Adaptation Integrate new technology into traditional classroom practice. Here, they often focus on increased student productivity and engagement by using word processors, spread-sheets, and graphics tools.
Appropriation Focus on cooperative, project-based, and interdisciplinary work-incorporating the technology as needed and as one of many tools.
Invention Discover new uses for technology tools, for example, developing spreadsheet macros for teaching algebra or designing projects that combine multiple technologies. (Apple, 1995)
As I have noted elsewhere (e.g., Hughes & Yenkin, 1998), that evolution from entry to invention can take as long as five years for experienced teacher, even with significant support and access to technology. The evolution requires that teachers' needs as learners be addressed. The factors that influence their growth as technology users include their access to technologies, their affective response to them, and their self-perceptions as technology users. A demand to grow, as in the case of any developmental learning, will not create growth. In the case of beginning teachers, this developmental process can be entirely subverted by insistence on meeting mandates. Dede (1998) has noted that getting teachers to use technology appropriately takes time and significant effort. If we expect beginning teachers to become appropriators and inventors with technology, then we must create learning opportunities for them to grow into that awareness.

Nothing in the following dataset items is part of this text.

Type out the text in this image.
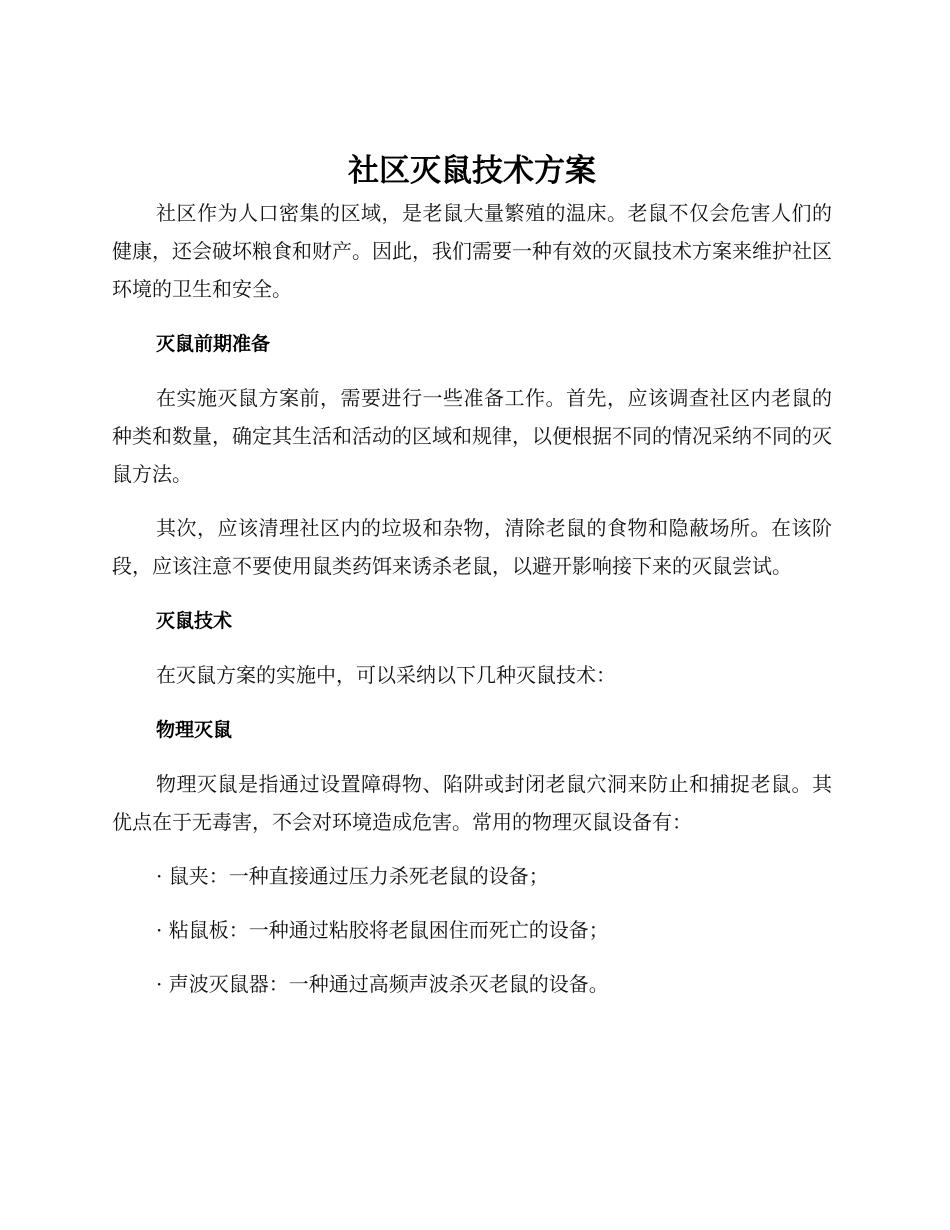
社区灭鼠技术方案

社区作为人口密集的区域，是老鼠大量繁殖的温床。老鼠不仅会危害人们的健康，还会破坏粮食和财产。因此，我们需要一种有效的灭鼠技术方案来维护社区环境的卫生和安全。

灭鼠前期准备

在实施灭鼠方案前，需要进行一些准备工作。首先，应该调查社区内老鼠的种类和数量，确定其生活和活动的区域和规律，以便根据不同的情况采纳不同的灭鼠方法。

其次，应该清理社区内的垃圾和杂物，清除老鼠的食物和隐蔽场所。在该阶段，应该注意不要使用鼠类药饵来诱杀老鼠，以避开影响接下来的灭鼠尝试。

灭鼠技术

在灭鼠方案的实施中，可以采纳以下几种灭鼠技术：

物理灭鼠

物理灭鼠是指通过设置障碍物、陷阱或封闭老鼠穴洞来防止和捕捉老鼠。其优点在于无毒害，不会对环境造成危害。常用的物理灭鼠设备有：

· 鼠夹：一种直接通过压力杀死老鼠的设备；

· 粘鼠板：一种通过粘胶将老鼠困住而死亡的设备；

· 声波灭鼠器：一种通过高频声波杀灭老鼠的设备。
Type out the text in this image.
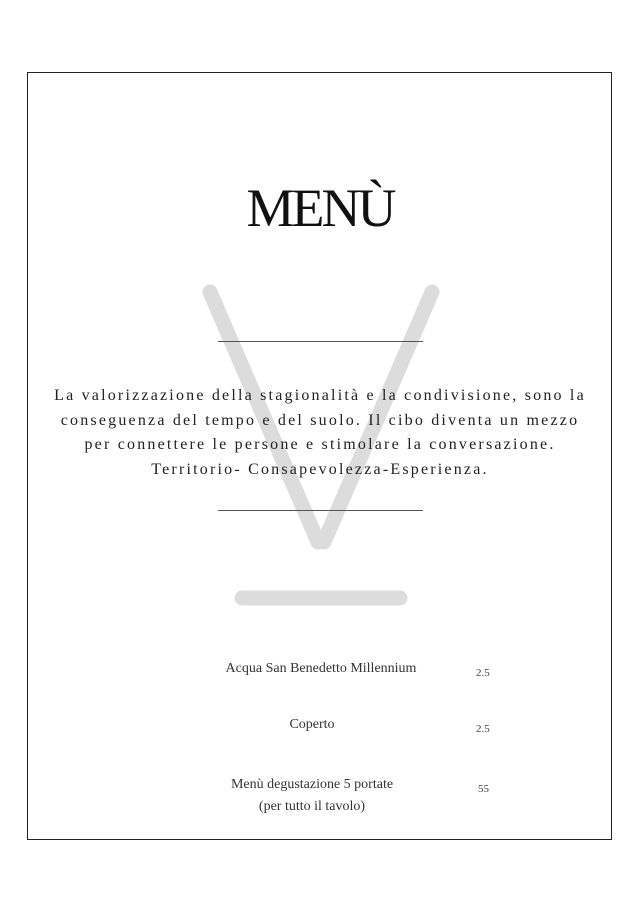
MENÙ
La valorizzazione della stagionalità e la condivisione, sono la
conseguenza del tempo e del suolo. Il cibo diventa un mezzo
per connettere le persone e stimolare la conversazione.
Territorio- Consapevolezza-Esperienza.
Acqua San Benedetto Millennium	2.5
Coperto	2.5
Menù degustazione 5 portate
(per tutto il tavolo)
55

These opportunities must allow for the gradual development that they will undergo through their explorations.
The teachers in my program are teaching in schools where the technology they have available to them is more than likely in a computer lab with individualized learning systems which do little to encourage inventive uses of technology. If they have a computer (or computers) in their classroom, the software they have available is most likely limited to low-level games or restrictive and self-paced study programs. Moving from entry to invention is not something that people naturally do, and little (for the candidates I see) in their environment encourages that evolution. My program needs the flexibility to allow our candidates to acclimate and develop within these contexts, but the standards do not allow us to make any accommodations - the standards demand that we teach all of our candidates to use digital media. While asking beginning teachers to develop proficiency as users of technology (at the same time they are being mandated to meet all of the other standards required of them), any program preparing teachers must question how it can help them developmentally and within the contexts they encounter.